Once the crude is extracted it’s pumped into huge storage containers called floating roof tanks. Depending on where the nearest railroad tracks are the company may be able to load directly into rail cars. But more than likely they will need to load the crude into a tanker truck, which will then take the oil and transfer it into a rail car. This is the definition of transloading, to transfer a shipment from one mode of transportation to another. The term is used when one form of transportation cannot be used for the entire trip.
The driver extracts enough oil from a storage tank to fill his/her tank truck and takes it to the nearest terminal. The driver offloads the crude into an awaiting rail car that sits on a rail spur so the rail car can get back to the railway. Using rail cars to carry product is archaic but it’s still the best way to transport lots of products including crude.
The caveat with transloading is that it adds extra steps into the transportation process thereby increasing the possible dangers to workers and the public at large. The best way to combat this is to have a properly constructed terminal with safety equipment so accidents are prevented and the crude keeps moving toward its final destination – the refinery.
Transloading crude is often done using a top or bottom loading arm that connects quickly to save loading time. Bottom loading arms are the preferred loading method since slips and falls are prevented. Still the driver will need to get to the top of the rail car to vent it.

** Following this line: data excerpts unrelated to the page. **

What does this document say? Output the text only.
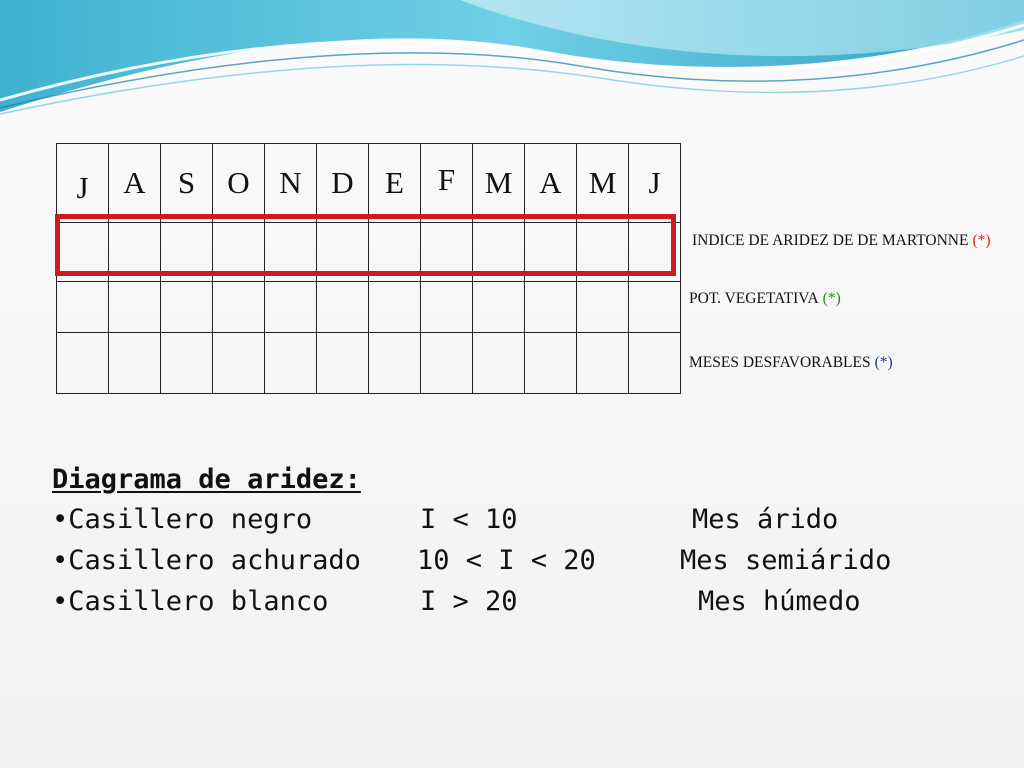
J	A	S	O	N	D	E	F	M	A	M	J

INDICE DE ARIDEZ DE DE MARTONNE (*)
POT. VEGETATIVA (*)
MESES DESFAVORABLES (*)
Diagrama de aridez:
•Casillero negro	I < 10	Mes árido
•Casillero achurado 10 < I < 20	Mes semiárido
•Casillero blanco	I > 20	Mes húmedo
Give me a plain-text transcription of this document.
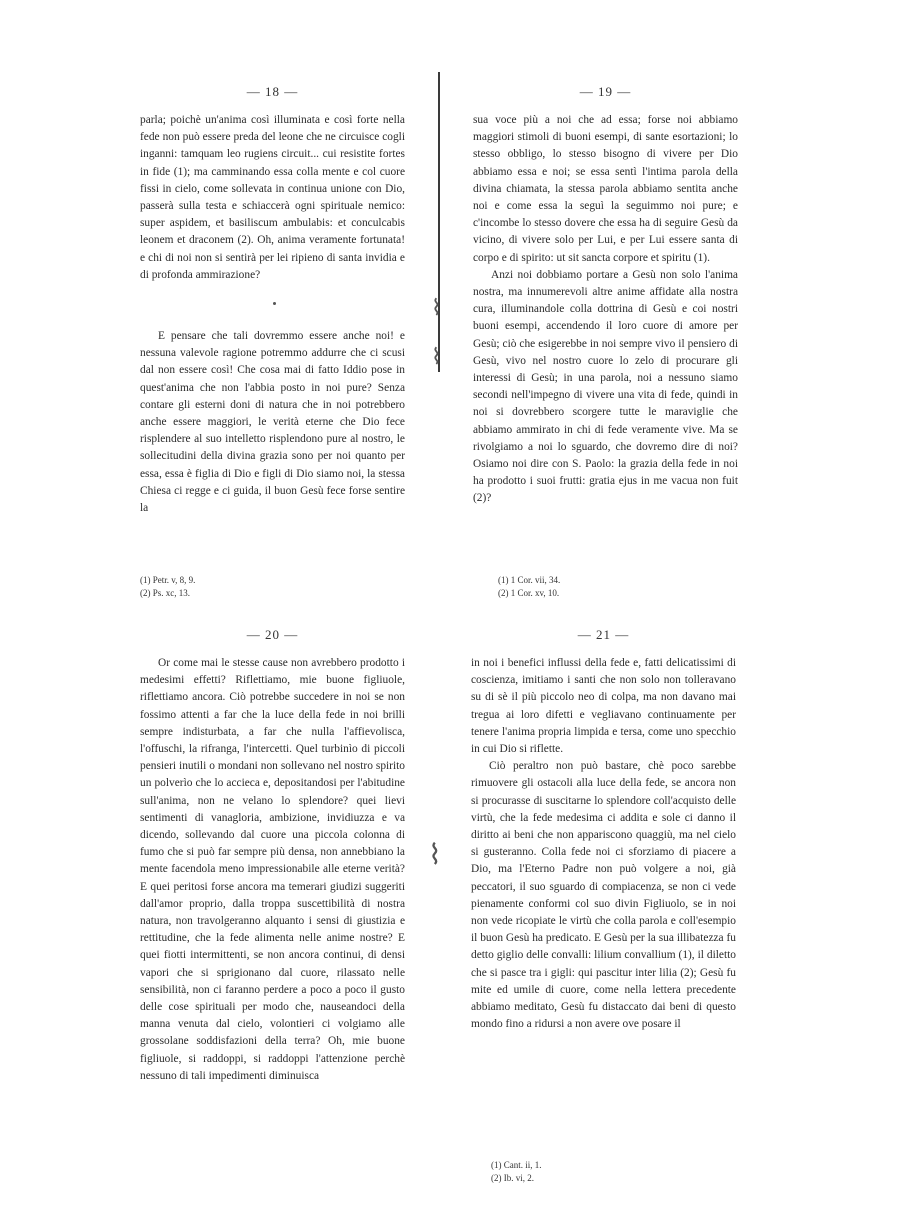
⌇
⌇
⌇
— 18 —

parla; poichè un'anima così illuminata e così forte nella fede non può essere preda del leone che ne circuisce cogli inganni: tamquam leo rugiens circuit... cui resistite fortes in fide (1); ma camminando essa colla mente e col cuore fissi in cielo, come sollevata in continua unione con Dio, passerà sulla testa e schiaccerà ogni spirituale nemico: super aspidem, et basiliscum ambulabis: et conculcabis leonem et draconem (2). Oh, anima veramente fortunata! e chi di noi non si sentirà per lei ripieno di santa invidia e di profonda ammirazione?

E pensare che tali dovremmo essere anche noi! e nessuna valevole ragione potremmo addurre che ci scusi dal non essere così! Che cosa mai di fatto Iddio pose in quest'anima che non l'abbia posto in noi pure? Senza contare gli esterni doni di natura che in noi potrebbero anche essere maggiori, le verità eterne che Dio fece risplendere al suo intelletto risplendono pure al nostro, le sollecitudini della divina grazia sono per noi quanto per essa, essa è figlia di Dio e figli di Dio siamo noi, la stessa Chiesa ci regge e ci guida, il buon Gesù fece forse sentire la

(1) Petr. v, 8, 9.
(2) Ps. xc, 13.
— 19 —

sua voce più a noi che ad essa; forse noi abbiamo maggiori stimoli di buoni esempi, di sante esortazioni; lo stesso obbligo, lo stesso bisogno di vivere per Dio abbiamo essa e noi; se essa sentì l'intima parola della divina chiamata, la stessa parola abbiamo sentita anche noi e come essa la seguì la seguimmo noi pure; e c'incombe lo stesso dovere che essa ha di seguire Gesù da vicino, di vivere solo per Lui, e per Lui essere santa di corpo e di spirito: ut sit sancta corpore et spiritu (1).

Anzi noi dobbiamo portare a Gesù non solo l'anima nostra, ma innumerevoli altre anime affidate alla nostra cura, illuminandole colla dottrina di Gesù e coi nostri buoni esempi, accendendo il loro cuore di amore per Gesù; ciò che esigerebbe in noi sempre vivo il pensiero di Gesù, vivo nel nostro cuore lo zelo di procurare gli interessi di Gesù; in una parola, noi a nessuno siamo secondi nell'impegno di vivere una vita di fede, quindi in noi si dovrebbero scorgere tutte le maraviglie che abbiamo ammirato in chi di fede veramente vive. Ma se rivolgiamo a noi lo sguardo, che dovremo dire di noi? Osiamo noi dire con S. Paolo: la grazia della fede in noi ha prodotto i suoi frutti: gratia ejus in me vacua non fuit (2)?

(1) 1 Cor. vii, 34.
(2) 1 Cor. xv, 10.
— 20 —

Or come mai le stesse cause non avrebbero prodotto i medesimi effetti? Riflettiamo, mie buone figliuole, riflettiamo ancora. Ciò potrebbe succedere in noi se non fossimo attenti a far che la luce della fede in noi brilli sempre indisturbata, a far che nulla l'affievolisca, l'offuschi, la rifranga, l'intercetti. Quel turbinìo di piccoli pensieri inutili o mondani non sollevano nel nostro spirito un polverìo che lo accieca e, depositandosi per l'abitudine sull'anima, non ne velano lo splendore? quei lievi sentimenti di vanagloria, ambizione, invidiuzza e va dicendo, sollevando dal cuore una piccola colonna di fumo che si può far sempre più densa, non annebbiano la mente facendola meno impressionabile alle eterne verità? E quei peritosi forse ancora ma temerari giudizi suggeriti dall'amor proprio, dalla troppa suscettibilità di nostra natura, non travolgeranno alquanto i sensi di giustizia e rettitudine, che la fede alimenta nelle anime nostre? E quei fiotti intermittenti, se non ancora continui, di densi vapori che si sprigionano dal cuore, rilassato nelle sensibilità, non ci faranno perdere a poco a poco il gusto delle cose spirituali per modo che, nauseandoci della manna venuta dal cielo, volontieri ci volgiamo alle grossolane soddisfazioni della terra? Oh, mie buone figliuole, si raddoppi, si raddoppi l'attenzione perchè nessuno di tali impedimenti diminuisca

— 21 —

in noi i benefici influssi della fede e, fatti delicatissimi di coscienza, imitiamo i santi che non solo non tolleravano su di sè il più piccolo neo di colpa, ma non davano mai tregua ai loro difetti e vegliavano continuamente per tenere l'anima propria limpida e tersa, come uno specchio in cui Dio si riflette.

Ciò peraltro non può bastare, chè poco sarebbe rimuovere gli ostacoli alla luce della fede, se ancora non si procurasse di suscitarne lo splendore coll'acquisto delle virtù, che la fede medesima ci addita e sole ci danno il diritto ai beni che non appariscono quaggiù, ma nel cielo si gusteranno. Colla fede noi ci sforziamo di piacere a Dio, ma l'Eterno Padre non può volgere a noi, già peccatori, il suo sguardo di compiacenza, se non ci vede pienamente conformi col suo divin Figliuolo, se in noi non vede ricopiate le virtù che colla parola e coll'esempio il buon Gesù ha predicato. E Gesù per la sua illibatezza fu detto giglio delle convalli: lilium convallium (1), il diletto che si pasce tra i gigli: qui pascitur inter lilia (2); Gesù fu mite ed umile di cuore, come nella lettera precedente abbiamo meditato, Gesù fu distaccato dai beni di questo mondo fino a ridursi a non avere ove posare il

(1) Cant. ii, 1.
(2) Ib. vi, 2.
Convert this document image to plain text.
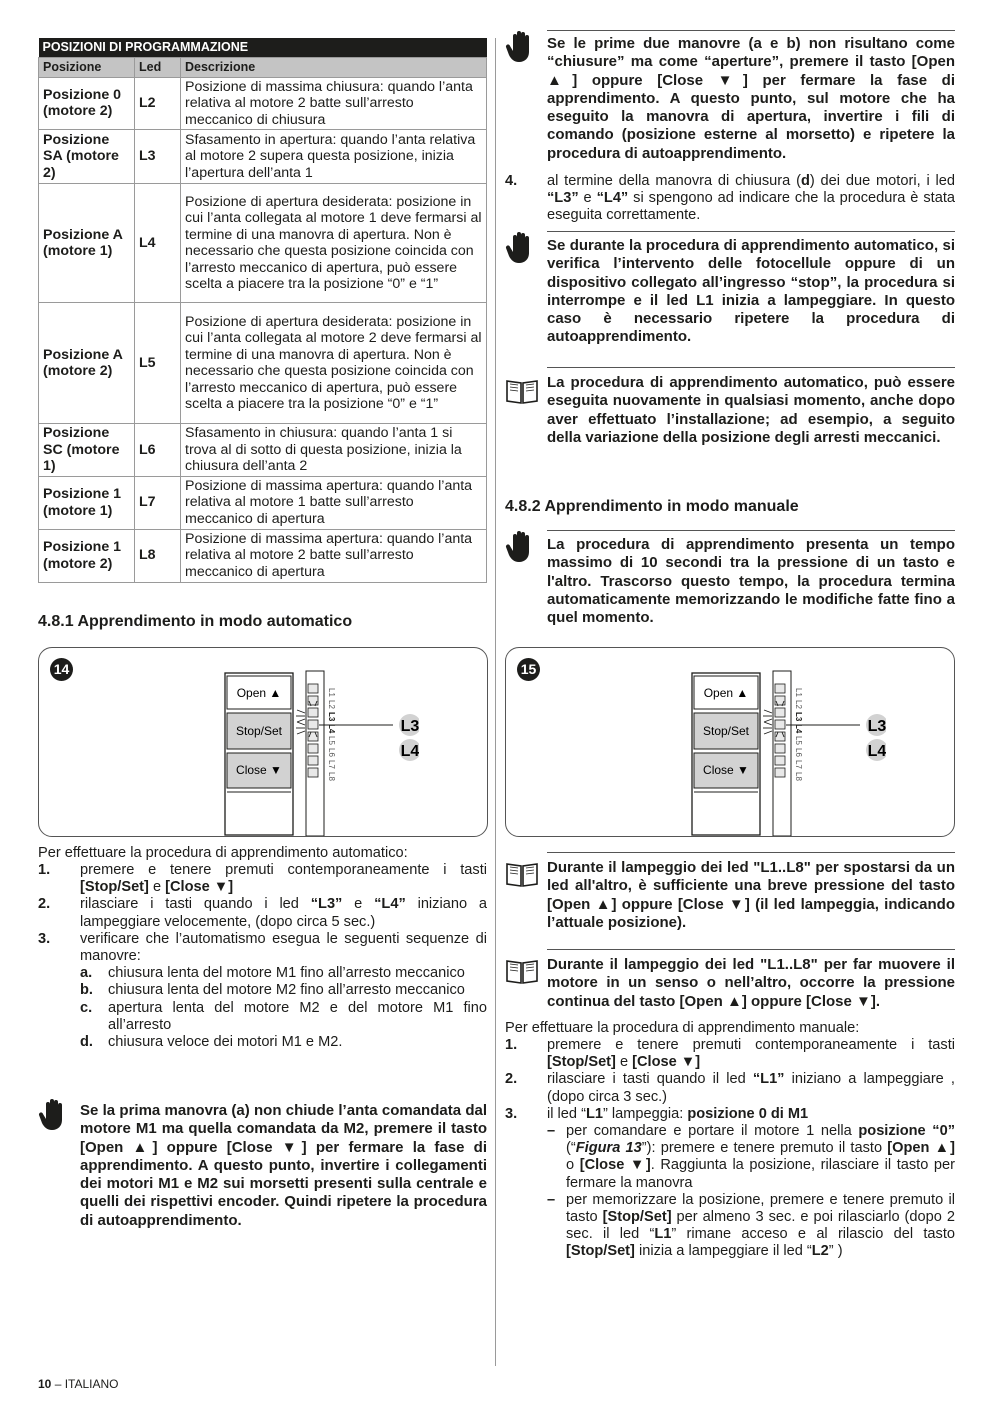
POSIZIONI DI PROGRAMMAZIONE		
Posizione	Led	Descrizione
Posizione 0 (motore 2)	L2	Posizione di massima chiusura: quando l’anta relativa al motore 2 batte sull’arresto meccanico di chiusura
Posizione SA (motore 2)	L3	Sfasamento in apertura: quando l’anta relativa al motore 2 supera questa posizione, inizia l’apertura dell’anta 1
Posizione A (motore 1)	L4	Posizione di apertura desiderata: posizione in cui l’anta collegata al motore 1 deve fermarsi al termine di una manovra di apertura. Non è necessario che questa posizione coincida con l’arresto meccanico di apertura, può essere scelta a piacere tra la posizione “0” e “1”
Posizione A (motore 2)	L5	Posizione di apertura desiderata: posizione in cui l’anta collegata al motore 2 deve fermarsi al termine di una manovra di apertura. Non è necessario che questa posizione coincida con l’arresto meccanico di apertura, può essere scelta a piacere tra la posizione “0” e “1”
Posizione SC (motore 1)	L6	Sfasamento in chiusura: quando l’anta 1 si trova al di sotto di questa posizione, inizia la chiusura dell’anta 2
Posizione 1 (motore 1)	L7	Posizione di massima apertura: quando l’anta relativa al motore 1 batte sull’arresto meccanico di apertura
Posizione 1 (motore 2)	L8	Posizione di massima apertura: quando l’anta relativa al motore 2 batte sull’arresto meccanico di apertura
4.8.1 Apprendimento in modo automatico
14
Open ▲
Stop/Set
Close ▼
L1
L2
L3
L4
L5
L6
L7
L8
L3
L4
Per effettuare la procedura di apprendimento automatico:
1. premere e tenere premuti contemporaneamente i tasti [Stop/Set] e [Close ▼]
2. rilasciare i tasti quando i led “L3” e “L4” iniziano a lampeggiare velocemente, (dopo circa 5 sec.)
3. verificare che l’automatismo esegua le seguenti sequenze di manovre:
a. chiusura lenta del motore M1 fino all’arresto meccanico
b. chiusura lenta del motore M2 fino all’arresto meccanico
c. apertura lenta del motore M2 e del motore M1 fino all’arresto
d. chiusura veloce dei motori M1 e M2.
Se la prima manovra (a) non chiude l’anta comandata dal motore M1 ma quella comandata da M2, premere il tasto [Open ▲] oppure [Close ▼] per fermare la fase di apprendimento. A questo punto, invertire i collegamenti dei motori M1 e M2 sui morsetti presenti sulla centrale e quelli dei rispettivi encoder. Quindi ripetere la procedura di autoapprendimento.
Se le prime due manovre (a e b) non risultano come “chiusure” ma come “aperture”, premere il tasto [Open ▲] oppure [Close ▼] per fermare la fase di apprendimento. A questo punto, sul motore che ha eseguito la manovra di apertura, invertire i fili di comando (posizione esterne al morsetto) e ripetere la procedura di autoapprendimento.
4. al termine della manovra di chiusura (d) dei due motori, i led “L3” e “L4” si spengono ad indicare che la procedura è stata eseguita correttamente.
Se durante la procedura di apprendimento automatico, si verifica l’intervento delle fotocellule oppure di un dispositivo collegato all’ingresso “stop”, la procedura si interrompe e il led L1 inizia a lampeggiare. In questo caso è necessario ripetere la procedura di autoapprendimento.
La procedura di apprendimento automatico, può essere eseguita nuovamente in qualsiasi momento, anche dopo aver effettuato l’installazione; ad esempio, a seguito della variazione della posizione degli arresti meccanici.
4.8.2 Apprendimento in modo manuale
La procedura di apprendimento presenta un tempo massimo di 10 secondi tra la pressione di un tasto e l'altro. Trascorso questo tempo, la procedura termina automaticamente memorizzando le modifiche fatte fino a quel momento.
15
Open ▲
Stop/Set
Close ▼
L1
L2
L3
L4
L5
L6
L7
L8
L3
L4
Durante il lampeggio dei led "L1..L8" per spostarsi da un led all'altro, è sufficiente una breve pressione del tasto [Open ▲] oppure [Close ▼] (il led lampeggia, indicando l’attuale posizione).
Durante il lampeggio dei led "L1..L8" per far muovere il motore in un senso o nell’altro, occorre la pressione continua del tasto [Open ▲] oppure [Close ▼].
Per effettuare la procedura di apprendimento manuale:
1. premere e tenere premuti contemporaneamente i tasti [Stop/Set] e [Close ▼]
2. rilasciare i tasti quando il led “L1” iniziano a lampeggiare , (dopo circa 3 sec.)
3. il led “L1” lampeggia: posizione 0 di M1
– per comandare e portare il motore 1 nella posizione “0” (“Figura 13”): premere e tenere premuto il tasto [Open ▲] o [Close ▼]. Raggiunta la posizione, rilasciare il tasto per fermare la manovra
– per memorizzare la posizione, premere e tenere premuto il tasto [Stop/Set] per almeno 3 sec. e poi rilasciarlo (dopo 2 sec. il led “L1” rimane acceso e al rilascio del tasto [Stop/Set] inizia a lampeggiare il led “L2” )
10 – ITALIANO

Crude oil loading racks are built to be level with the rail car so the worker just has to fold out the gangway for safe access from the fixed platform across the gangway to the top of the rail car. The pipe for a loading arm runs to the platform when there’s a top loading arm or along the ground for a bottom loading arm. This pipe acts like a hose drawing the product from the tanker truck and depositing it into the railcar.
Spill containment is another necessity when transloading. Most of the time a spill happens when a seal fails during loading or offloading, but it’s best to be prepared at all times. Spill containment track pans will contain crude oil and other liquids quickly and easily so there’s no damage to the environment.
Once the crude has been transloaded into rail cars, it’s ready to go to the refinery. After offloading, the entire process starts all over again from the beginning.